A 3-channel video installation created as part of the Graduate Certificate of Visual Art (Victorian College of the Arts, Melbourne). The installation was based on a smartphone video I’d found on YouTube of captured Syrian soldiers who are being forced to march across the desert, stripped naked, taunted by cries used for herding sheep. The aim of the installation was to make these images not only visible but unavoidable. I created a physical structure resembling a triangular screen, which viewers could walk into and out of, thus surrounding themselves with projections of the images. My aim was to take these images out of the screen which can be easily switched off, or the thought which can be easily dismissed, and to bring them forward into physical reality.

Execution

Content / context

Images of war are either censored in mainstream media, or fragmented and repeated endlessly until they lose all meaning. We are either protected from the truth, or desensitised to it. I edited the YouTube footage to create a constantly changing, fragmented and relentless loop, echoing media portrayals of conflict.

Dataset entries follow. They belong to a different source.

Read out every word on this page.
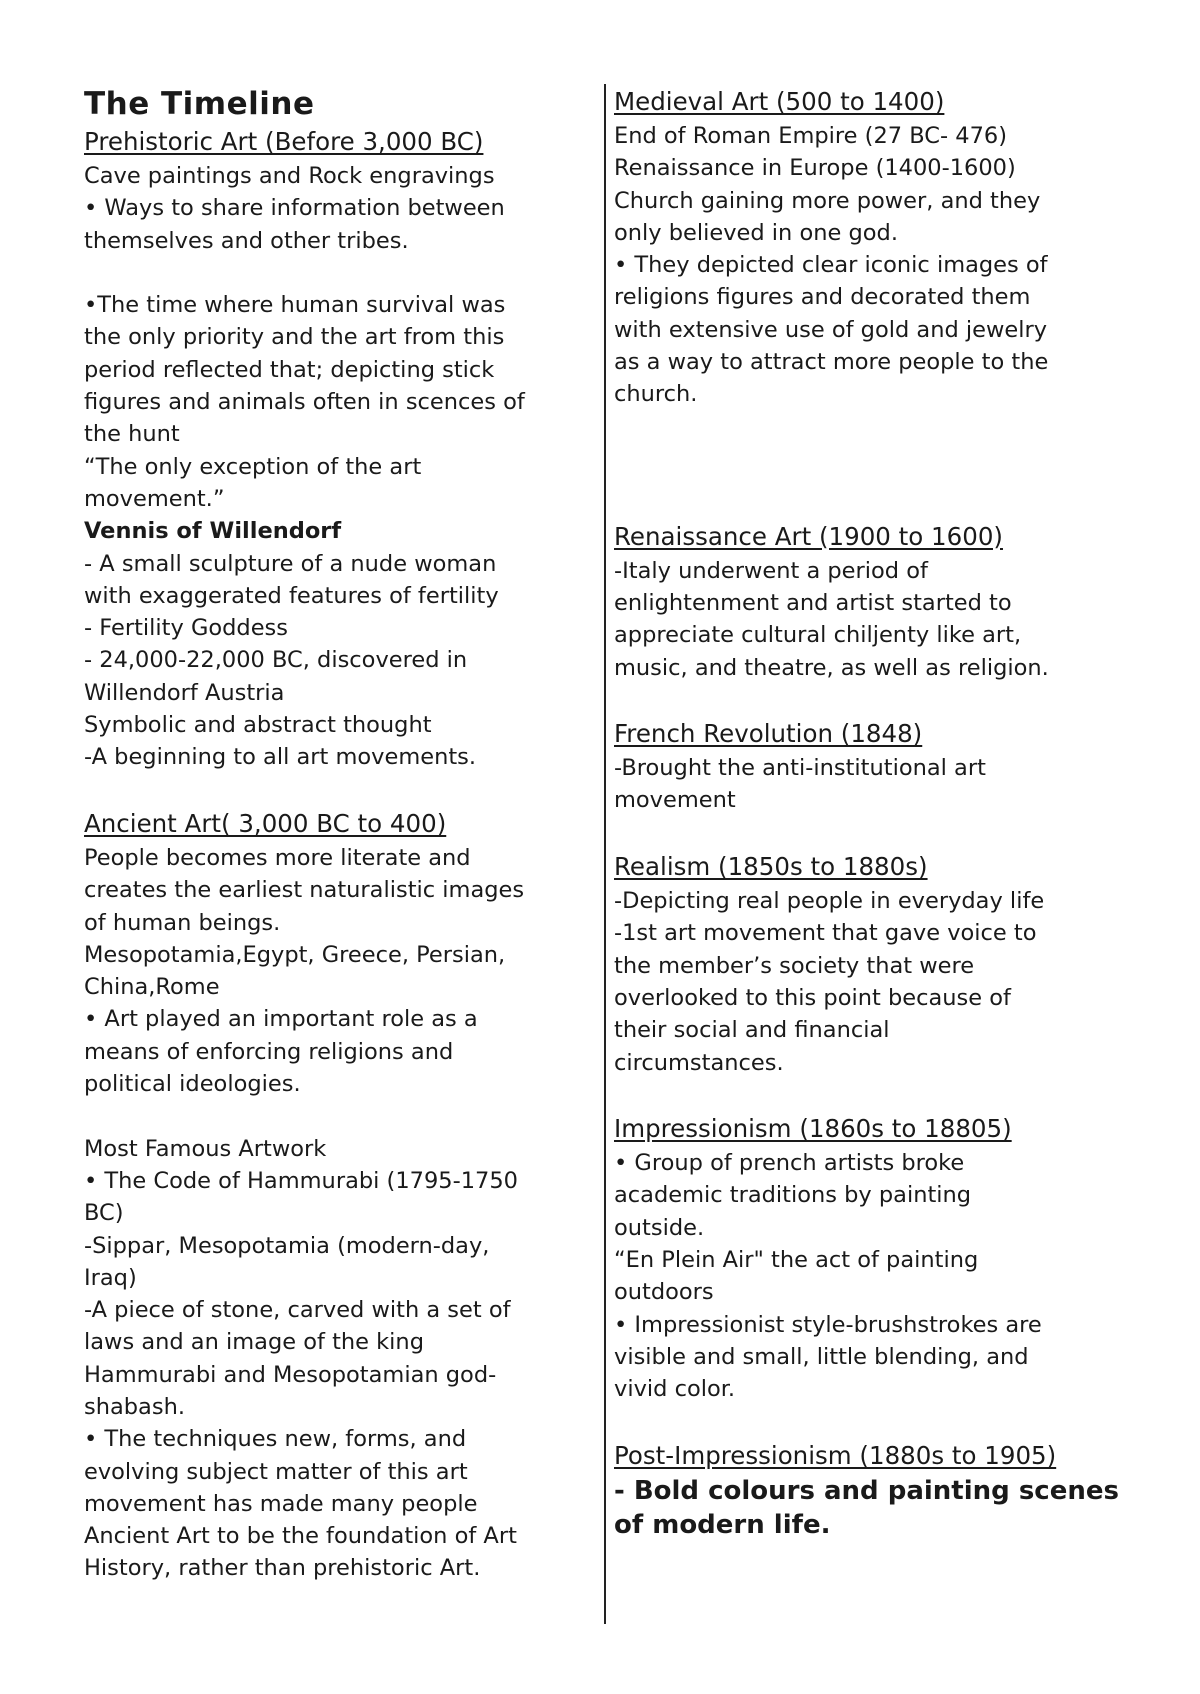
The Timeline
Prehistoric Art (Before 3,000 BC)
Cave paintings and Rock engravings
• Ways to share information between
themselves and other tribes.
•The time where human survival was
the only priority and the art from this
period reflected that; depicting stick
figures and animals often in scences of
the hunt
“The only exception of the art
movement.”
Vennis of Willendorf
- A small sculpture of a nude woman
with exaggerated features of fertility
- Fertility Goddess
- 24,000-22,000 BC, discovered in
Willendorf Austria
Symbolic and abstract thought
-A beginning to all art movements.
Ancient Art( 3,000 BC to 400)
People becomes more literate and
creates the earliest naturalistic images
of human beings.
Mesopotamia,Egypt, Greece, Persian,
China,Rome
• Art played an important role as a
means of enforcing religions and
political ideologies.
Most Famous Artwork
• The Code of Hammurabi (1795-1750
BC)
-Sippar, Mesopotamia (modern-day,
Iraq)
-A piece of stone, carved with a set of
laws and an image of the king
Hammurabi and Mesopotamian god-
shabash.
• The techniques new, forms, and
evolving subject matter of this art
movement has made many people
Ancient Art to be the foundation of Art
History, rather than prehistoric Art.
Medieval Art (500 to 1400)
End of Roman Empire (27 BC- 476)
Renaissance in Europe (1400-1600)
Church gaining more power, and they
only believed in one god.
• They depicted clear iconic images of
religions figures and decorated them
with extensive use of gold and jewelry
as a way to attract more people to the
church.
Renaissance Art (1900 to 1600)
-Italy underwent a period of
enlightenment and artist started to
appreciate cultural chiljenty like art,
music, and theatre, as well as religion.
French Revolution (1848)
-Brought the anti-institutional art
movement
Realism (1850s to 1880s)
-Depicting real people in everyday life
-1st art movement that gave voice to
the member’s society that were
overlooked to this point because of
their social and financial
circumstances.
Impressionism (1860s to 18805)
• Group of prench artists broke
academic traditions by painting
outside.
“En Plein Air" the act of painting
outdoors
• Impressionist style-brushstrokes are
visible and small, little blending, and
vivid color.
Post-Impressionism (1880s to 1905)
- Bold colours and painting scenes
of modern life.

I also wanted to remove contextual markers of time, place, language and race. Video of ink and paint was incorporated to create ambiguity and remove contextual clues. I recorded audio of my own footsteps on concrete, which I multiplied and looped as part of the installation, to further disrupt the context of the images.

The aim of the video, thus abstracted from its original source, was to avoid a specific narrative such as those found in mainstream media portrayals of war, instead focusing on the simple image of complete human vulnerability.

Execution

Home made structure

Three custom-made rear-projection screens, made from clear vinyl and sprayed with window frosting, were suspended from the ceiling, forming an open-ended triangle. The same video sequence was projected onto the three screens from the outside using three projectors set up on stands. The positioning and size of the screens allowed viewers to watch the video simultaneously from the back and the front, and to walk around and inside the triangle formed by the three screens.

The feel of the installation was purposely DIY - vinyl and wood were cut by hand, frosting applied from a handheld can, cable ties were used to fix the screens to planks of wood and to suspend the screens from the ceiling. The installation intended to echo the home-made instruments of war and torture used in many conflicts around the world.

By using materials that could be found in the garage or the hardware store, I hoped to show that images of war do exist in our homes, only on a much less intrusive scale. In our day-to-day lives, these images are easily dismissed, either by choice or as a result of distraction. In contrast, I wanted to make a larger-than-life home for these images using familiar, day-to-day objects, in order to make the images tactile, accessible, all-encompassing - and therefore unavoidable.